Monday, July 07, 2008

What about Arnie?

Sometime near the end of Arnie's relationship with my mother, Rae, my father had a brush with him at the Birdcage pub in Auckland City. Dad was enjoying a drink with a colleague, when Arnie approached, 24 stone, 6 foot something, moustachioed and intimidating. He glared down at Dad, who was seated, and spat out “You’re an arsehole.” Dad looked up at him, and said, “No mate, you’re the arsehole.” Dad’s friend started kicking him furiously under the table. “Anyone who comes up to someone they don’t know and says “You’re an arsehole”, must be an arsehole”, Dad continued. His friend persisted in kicking Dad’s legs energetically. Dad asked Arnie who he was, and he indicated that he was with Rae, who lingered further back in the pub.

Rae would have told Arnie the usual stories she told all her boyfriends, actually anyone who would listen - that she was a victim of physical abuse and marital rape at the hands of my Dad, and that to rub salt in the wound, he had indulged in various indiscretions. Rae was prodigious in her efforts to inform the world of a past that I suspect was a product of her own imaginings, and that over time became more real to her than the truth. She was particularly fond of dramatic public statements. One day, she vandalised her own home in order to publicise her tale of woe to the neighbourhood.
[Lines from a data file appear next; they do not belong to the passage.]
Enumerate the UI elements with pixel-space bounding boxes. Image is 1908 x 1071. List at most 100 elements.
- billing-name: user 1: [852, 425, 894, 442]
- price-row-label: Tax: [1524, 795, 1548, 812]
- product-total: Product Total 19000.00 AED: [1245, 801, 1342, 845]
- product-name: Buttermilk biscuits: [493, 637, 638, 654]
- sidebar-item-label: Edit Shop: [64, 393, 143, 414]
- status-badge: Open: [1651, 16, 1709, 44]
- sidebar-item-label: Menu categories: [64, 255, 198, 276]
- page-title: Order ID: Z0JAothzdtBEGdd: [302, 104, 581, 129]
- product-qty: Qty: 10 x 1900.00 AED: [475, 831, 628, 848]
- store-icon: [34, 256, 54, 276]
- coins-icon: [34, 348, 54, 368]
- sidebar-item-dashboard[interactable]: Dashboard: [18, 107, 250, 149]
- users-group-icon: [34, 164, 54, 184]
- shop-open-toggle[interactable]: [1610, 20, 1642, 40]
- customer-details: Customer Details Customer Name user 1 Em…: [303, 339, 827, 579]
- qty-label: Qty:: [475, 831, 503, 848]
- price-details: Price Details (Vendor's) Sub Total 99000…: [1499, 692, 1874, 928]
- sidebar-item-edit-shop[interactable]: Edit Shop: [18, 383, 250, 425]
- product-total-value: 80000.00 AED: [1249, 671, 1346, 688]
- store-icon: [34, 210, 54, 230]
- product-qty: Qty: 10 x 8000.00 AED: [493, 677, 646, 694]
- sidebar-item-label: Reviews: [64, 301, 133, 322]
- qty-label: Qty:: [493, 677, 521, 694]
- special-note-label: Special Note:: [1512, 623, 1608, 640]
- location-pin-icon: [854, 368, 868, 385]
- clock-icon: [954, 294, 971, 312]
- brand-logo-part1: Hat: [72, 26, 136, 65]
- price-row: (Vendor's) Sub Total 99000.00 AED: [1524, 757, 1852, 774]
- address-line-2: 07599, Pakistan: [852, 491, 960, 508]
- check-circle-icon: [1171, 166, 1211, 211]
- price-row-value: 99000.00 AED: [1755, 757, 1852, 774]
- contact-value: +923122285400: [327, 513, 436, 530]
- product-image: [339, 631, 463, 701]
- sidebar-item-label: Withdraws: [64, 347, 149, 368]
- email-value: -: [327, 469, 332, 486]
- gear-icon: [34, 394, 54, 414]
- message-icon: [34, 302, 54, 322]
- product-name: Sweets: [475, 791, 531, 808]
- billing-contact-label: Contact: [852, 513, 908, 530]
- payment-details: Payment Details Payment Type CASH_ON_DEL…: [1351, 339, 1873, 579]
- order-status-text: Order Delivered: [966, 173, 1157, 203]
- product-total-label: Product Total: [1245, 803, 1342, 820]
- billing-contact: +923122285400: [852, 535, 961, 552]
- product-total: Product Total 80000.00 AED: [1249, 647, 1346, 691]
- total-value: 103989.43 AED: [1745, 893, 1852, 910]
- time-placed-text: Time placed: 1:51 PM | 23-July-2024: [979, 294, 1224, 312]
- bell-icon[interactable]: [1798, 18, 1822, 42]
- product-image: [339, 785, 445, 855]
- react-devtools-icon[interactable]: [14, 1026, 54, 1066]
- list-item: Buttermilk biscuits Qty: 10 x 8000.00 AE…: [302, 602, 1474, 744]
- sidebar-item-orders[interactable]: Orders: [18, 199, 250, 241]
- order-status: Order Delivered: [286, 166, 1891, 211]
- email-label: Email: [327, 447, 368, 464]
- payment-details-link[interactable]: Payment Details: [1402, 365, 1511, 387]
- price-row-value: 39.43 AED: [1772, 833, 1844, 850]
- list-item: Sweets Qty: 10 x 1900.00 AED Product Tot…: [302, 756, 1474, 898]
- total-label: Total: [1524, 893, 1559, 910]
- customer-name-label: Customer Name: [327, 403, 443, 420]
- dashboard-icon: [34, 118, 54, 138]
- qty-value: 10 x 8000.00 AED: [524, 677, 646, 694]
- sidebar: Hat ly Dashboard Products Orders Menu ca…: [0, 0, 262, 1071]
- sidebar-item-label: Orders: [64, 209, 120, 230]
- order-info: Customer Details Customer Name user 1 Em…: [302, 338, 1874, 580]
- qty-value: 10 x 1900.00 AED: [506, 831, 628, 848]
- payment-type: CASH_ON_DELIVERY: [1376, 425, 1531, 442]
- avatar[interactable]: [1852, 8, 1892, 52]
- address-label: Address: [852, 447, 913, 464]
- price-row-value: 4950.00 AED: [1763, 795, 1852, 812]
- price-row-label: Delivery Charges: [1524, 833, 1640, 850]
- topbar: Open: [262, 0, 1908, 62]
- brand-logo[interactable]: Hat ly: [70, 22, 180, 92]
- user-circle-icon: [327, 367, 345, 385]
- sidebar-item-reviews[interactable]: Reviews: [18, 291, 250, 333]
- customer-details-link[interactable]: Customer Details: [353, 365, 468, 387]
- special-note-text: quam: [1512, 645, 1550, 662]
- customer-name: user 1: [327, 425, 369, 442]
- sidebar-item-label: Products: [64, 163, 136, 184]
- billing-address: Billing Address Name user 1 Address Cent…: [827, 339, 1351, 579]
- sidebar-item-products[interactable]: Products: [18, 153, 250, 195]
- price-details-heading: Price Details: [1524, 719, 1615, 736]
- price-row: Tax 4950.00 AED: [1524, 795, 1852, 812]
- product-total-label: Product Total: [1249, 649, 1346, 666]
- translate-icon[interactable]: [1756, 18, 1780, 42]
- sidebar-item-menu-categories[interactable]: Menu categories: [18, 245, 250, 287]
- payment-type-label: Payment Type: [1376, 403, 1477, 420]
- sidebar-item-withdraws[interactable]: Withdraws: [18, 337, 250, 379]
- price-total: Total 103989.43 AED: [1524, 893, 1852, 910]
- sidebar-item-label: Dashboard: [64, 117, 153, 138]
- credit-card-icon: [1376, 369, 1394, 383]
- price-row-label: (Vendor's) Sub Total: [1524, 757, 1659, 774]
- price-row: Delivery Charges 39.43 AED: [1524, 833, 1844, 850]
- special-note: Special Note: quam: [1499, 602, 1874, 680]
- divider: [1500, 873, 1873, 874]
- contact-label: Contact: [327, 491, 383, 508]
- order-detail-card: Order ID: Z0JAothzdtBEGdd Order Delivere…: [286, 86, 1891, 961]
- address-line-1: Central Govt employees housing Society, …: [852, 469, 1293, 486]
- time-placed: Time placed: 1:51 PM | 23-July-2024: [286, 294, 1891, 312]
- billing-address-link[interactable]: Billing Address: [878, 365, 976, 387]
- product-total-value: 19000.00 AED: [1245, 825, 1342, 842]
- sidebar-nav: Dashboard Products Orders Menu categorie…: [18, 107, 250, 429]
Soon after the break up with Dad, I returned home from school to discover my mother had spray painted his name in big blue letters, followed by the words "is a RAPIST" on the dark brown block work at the bottom of our house. I froze at the top of the driveway, my legs felt disembodied, my heart pounded in my chest, and an ache radiated out from my stomach. Her graffiti was clearly visible from the street. I fretted for my father. I didn't know what a rapist was exactly, but I understood they were not far off murderers. Was my father a rapist? I couldn't reconcile my experience of him as a funny and caring person with this dark word. Not for the first, or last time, I pushed aside my confusion. It was quickly replaced by deep embarrassment at the thought of the kids I knew who often walked by. They would see it, and they would read it. Their parents would see it, and they would read it. Perhaps they would know what a rapist was, and believe that my dear father was a bad, bad man, and that I must be a bad, bad girl. Up until this point, life experience had buffeted my innocence and worn it down. But this was a gale force wind precipitating a landslip. I questioned who my father was, and what that made me. But in short time it was the question of who my mother was that troubled me the most. I quickly learned to distrust her.

Whether my father raped my mother I could not say categorically. If it were true, it would be a great surprise to me. Whether he assaulted my mother, I don't believe so. I never witnessed such a thing, and neither did my siblings. The funny thing is, we only recall Dad acting in self-defence. We were witness to the numerous attacks Rae made on Dad for some real or perceived slight. She hurled crockery and pans of boiling water, lunged at him with a meat tenderiser, and threatened to the children that she would take his life while he slept.

As for the indiscretions, my father is an outrageous flirt, which I presume he was in those days, but he maintains he was never a philanderer and I have no reason to think otherwise. The only evidence of cheating came from Rae's quarter.

“Rae has obviously been feeding you rubbish.” Dad told Arnie. “Why don’t you listen to my side of the story?” My father then enquired about where Arnie worked (he laid paving) and said that he would pay a visit to the work site the next day. Arnie turned and left.

Dad turned to his friend. “Why were you kicking me?”.

“You didn’t know who that was?” asked his friend. “He’s ex-Hell’s Angels. He’s been in jail for manslaughter.”

Dad had no idea of the man’s past, but his friend thought Dad was very brave, all the same. Then Dad explained, “I had my palms under the table the whole time. If he lunged at me, I was going to flip the table and run for my life.”

Dad turned up at the work site the next morning, but Arnie wasn’t there. Perhaps my father was courageous after all. Or perhaps he was a touch a foolhardy.

I think it all ended with Arnie when Rae accused him of an indiscretion with a client. She told me that she confronted Arnie at a work site. I also recall her threatening to contact a client to tell her that Arnie had probably been stealing from her house while on the job. By then he had lavished my mother with money and gifts, including two silk outfits and a gold and opal ring. My mother gave it to me years ago, soon after she met her second husband. “It’s probably stolen”, she told me. I don’t wear it.